Protection against SARS-CoV-2 depends on many factors

As long as a vaccine is not widely available, there is no alternative to taking as many protective measures as possible. However, availability of PPE differs from country to country. In case of limited access to PPE, the researchers encourage dental professionals to perform only absolutely necessary and minimally invasive treatments, using manual instruments or instruments that do not generate aerosols, along with reinforcing disinfection measures. Furthermore, training of all healthcare professionals should be promoted and reinforced regarding basic protocols for hand hygiene, respiratory etiquette, social distancing and knowledge of COVID-19 symptoms, among others.

The basics

A proper PPE kit should include the following: body protection (long-sleeved, fluid-resistant gown and a cap/bonnet), eye protection (glasses or a face shield), masks, gloves and clinical footwear.

Also, the donning and doffing of PPE is important and healthcare professionals should be instructed on this. Before putting on PPE, the researchers recommend that dental professionals should ensure that they have removed all jewellery, drunk water, if necessary, to prevent dehydration and checked equipment conformity.
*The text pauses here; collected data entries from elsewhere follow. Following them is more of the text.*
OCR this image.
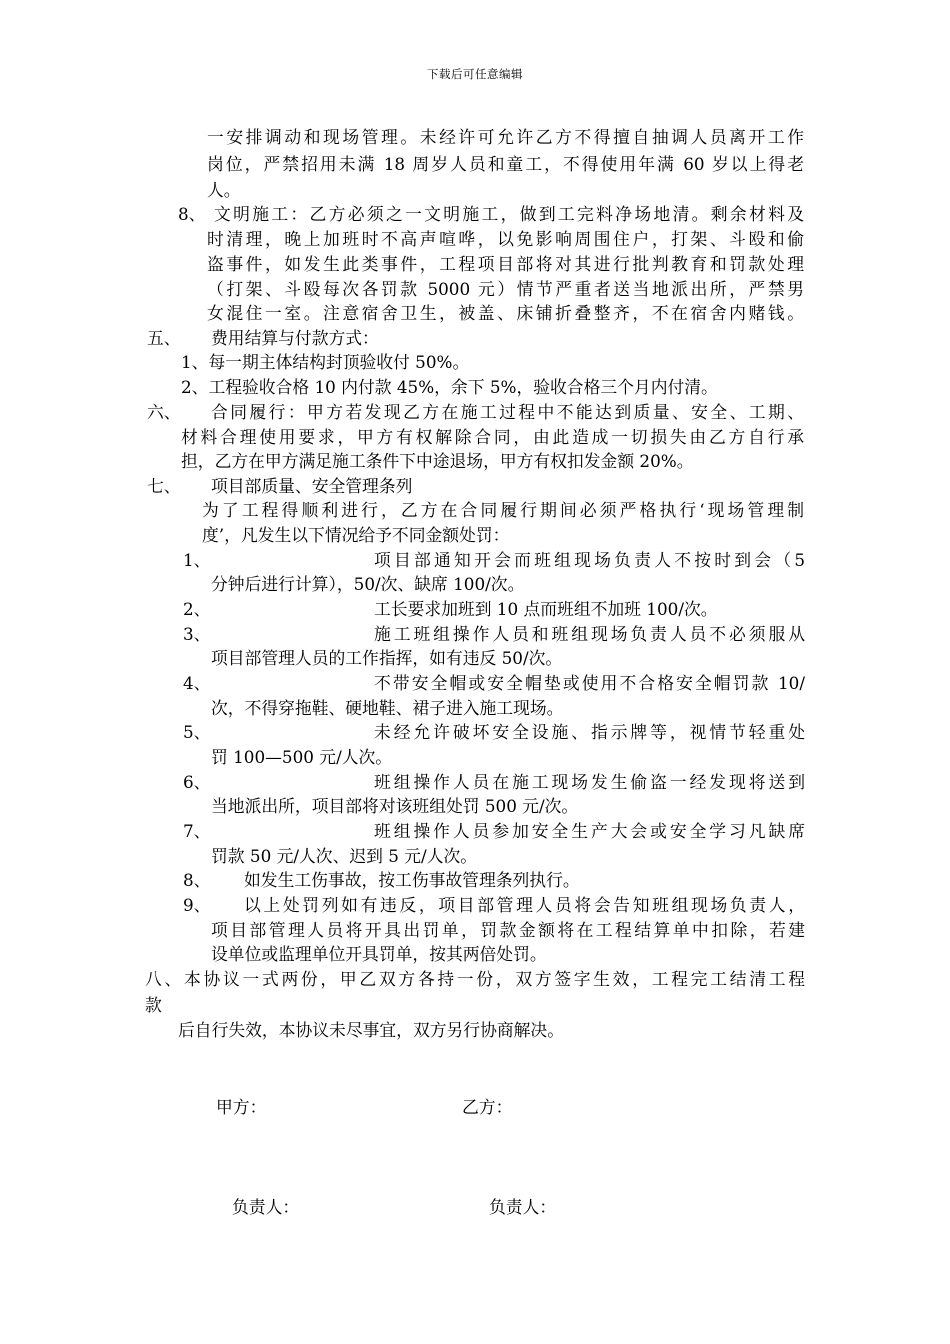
下载后可任意编辑
一安排调动和现场管理。未经许可允许乙方不得擅自抽调人员离开工作
岗位，严禁招用未满 18 周岁人员和童工，不得使用年满 60 岁以上得老
人。
8、 文明施工：乙方必须之一文明施工，做到工完料净场地清。剩余材料及
时清理，晚上加班时不高声喧哗，以免影响周围住户，打架、斗殴和偷
盗事件，如发生此类事件，工程项目部将对其进行批判教育和罚款处理
（打架、斗殴每次各罚款 5000 元）情节严重者送当地派出所，严禁男
女混住一室。注意宿舍卫生，被盖、床铺折叠整齐，不在宿舍内赌钱。
五、 费用结算与付款方式：
1、每一期主体结构封顶验收付 50%。
2、工程验收合格 10 内付款 45%，余下 5%，验收合格三个月内付清。
六、 合同履行：甲方若发现乙方在施工过程中不能达到质量、安全、工期、
材料合理使用要求，甲方有权解除合同，由此造成一切损失由乙方自行承
担，乙方在甲方满足施工条件下中途退场，甲方有权扣发金额 20%。
七、 项目部质量、安全管理条列
为了工程得顺利进行，乙方在合同履行期间必须严格执行‘现场管理制
度’，凡发生以下情况给予不同金额处罚：
1、	项目部通知开会而班组现场负责人不按时到会（5
分钟后进行计算），50/次、缺席 100/次。
2、	工长要求加班到 10 点而班组不加班 100/次。
3、	施工班组操作人员和班组现场负责人员不必须服从
项目部管理人员的工作指挥，如有违反 50/次。
4、	不带安全帽或安全帽垫或使用不合格安全帽罚款 10/
次，不得穿拖鞋、硬地鞋、裙子进入施工现场。
5、	未经允许破坏安全设施、指示牌等，视情节轻重处
罚 100—500 元/人次。
6、	班组操作人员在施工现场发生偷盗一经发现将送到
当地派出所，项目部将对该班组处罚 500 元/次。
7、	班组操作人员参加安全生产大会或安全学习凡缺席
罚款 50 元/人次、迟到 5 元/人次。
8、 如发生工伤事故，按工伤事故管理条列执行。
9、 以上处罚列如有违反，项目部管理人员将会告知班组现场负责人，
项目部管理人员将开具出罚单，罚款金额将在工程结算单中扣除，若建
设单位或监理单位开具罚单，按其两倍处罚。
八、本协议一式两份，甲乙双方各持一份，双方签字生效，工程完工结清工程
款
后自行失效，本协议未尽事宜，双方另行协商解决。
甲方：	乙方：
负责人：	负责人：
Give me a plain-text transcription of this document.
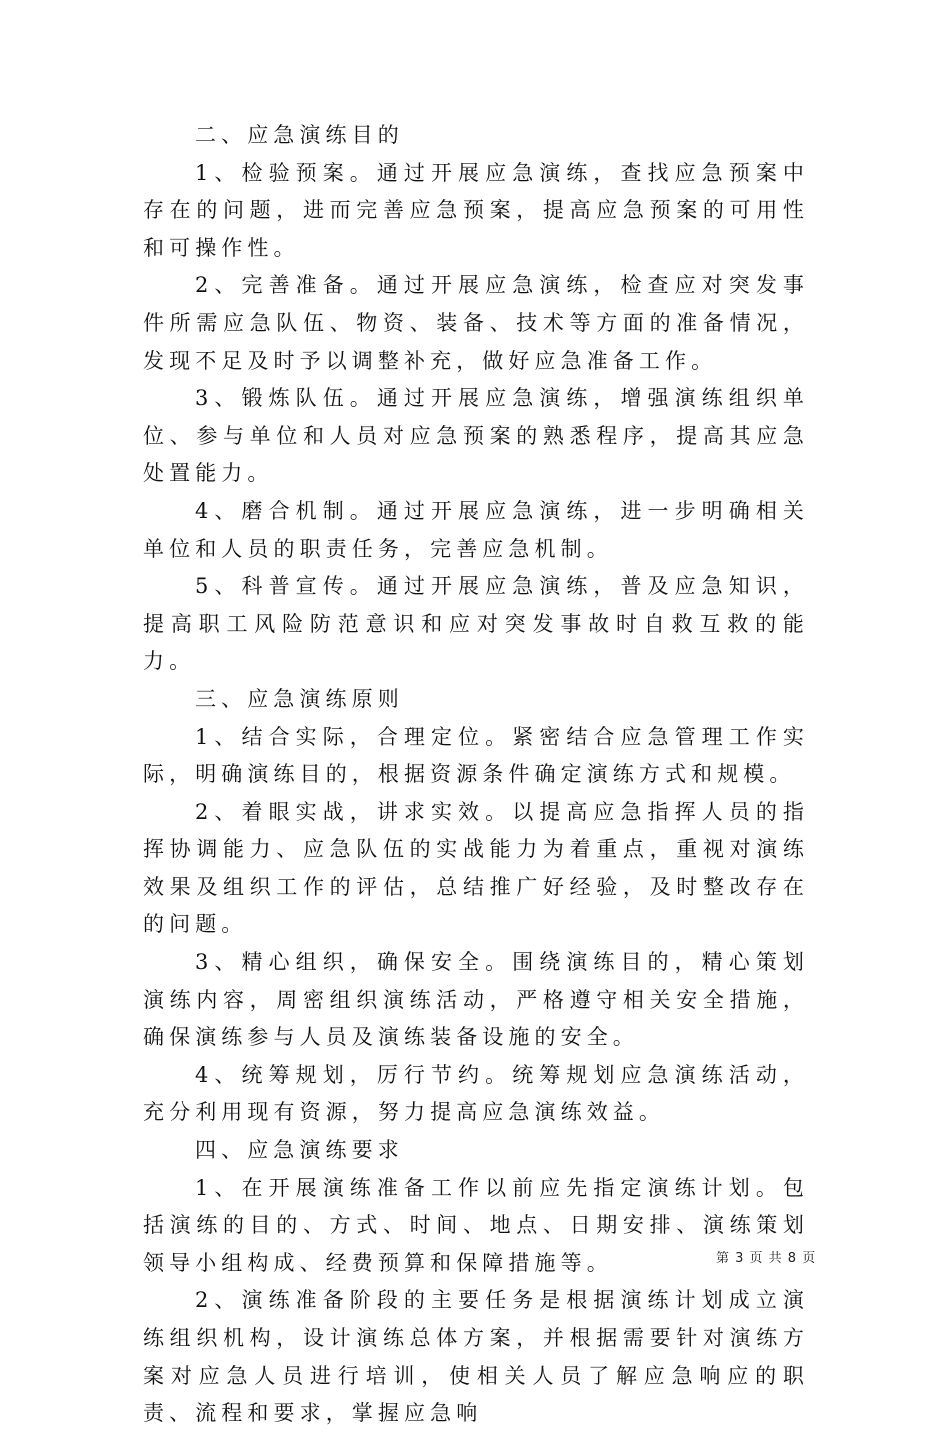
二、应急演练目的

1、检验预案。通过开展应急演练，查找应急预案中存在的问题，进而完善应急预案，提高应急预案的可用性和可操作性。

2、完善准备。通过开展应急演练，检查应对突发事件所需应急队伍、物资、装备、技术等方面的准备情况，发现不足及时予以调整补充，做好应急准备工作。

3、锻炼队伍。通过开展应急演练，增强演练组织单位、参与单位和人员对应急预案的熟悉程序，提高其应急处置能力。

4、磨合机制。通过开展应急演练，进一步明确相关单位和人员的职责任务，完善应急机制。

5、科普宣传。通过开展应急演练，普及应急知识，提高职工风险防范意识和应对突发事故时自救互救的能力。

三、应急演练原则

1、结合实际，合理定位。紧密结合应急管理工作实际，明确演练目的，根据资源条件确定演练方式和规模。

2、着眼实战，讲求实效。以提高应急指挥人员的指挥协调能力、应急队伍的实战能力为着重点，重视对演练效果及组织工作的评估，总结推广好经验，及时整改存在的问题。

3、精心组织，确保安全。围绕演练目的，精心策划演练内容，周密组织演练活动，严格遵守相关安全措施，确保演练参与人员及演练装备设施的安全。

4、统筹规划，厉行节约。统筹规划应急演练活动，充分利用现有资源，努力提高应急演练效益。

四、应急演练要求

1、在开展演练准备工作以前应先指定演练计划。包括演练的目的、方式、时间、地点、日期安排、演练策划领导小组构成、经费预算和保障措施等。

2、演练准备阶段的主要任务是根据演练计划成立演练组织机构，设计演练总体方案，并根据需要针对演练方案对应急人员进行培训，使相关人员了解应急响应的职责、流程和要求，掌握应急响

第 3 页 共 8 页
During treatment, adjustments to the protective equipment should not be made. Furthermore, PPE has to be put on in the correct order (hand hygiene, gown, respirator, cap/bonnet, protective glasses/face shield and gloves). PPE should be removed according to the standard sequence and without rapid movements. To avoid the risk of infection, contaminated hands should never touch clean areas or the skin. Doffing PPE should be performed carefully, and disposable materials should be discarded in the usual way established for highly infectious waste.

The study, titled “COVID-19 management in clinical dental care Part II: Personal protective equipment for the dental care professional”, was published online in the International Dental Journal on 18 January 2021, ahead of inclusion in an issue.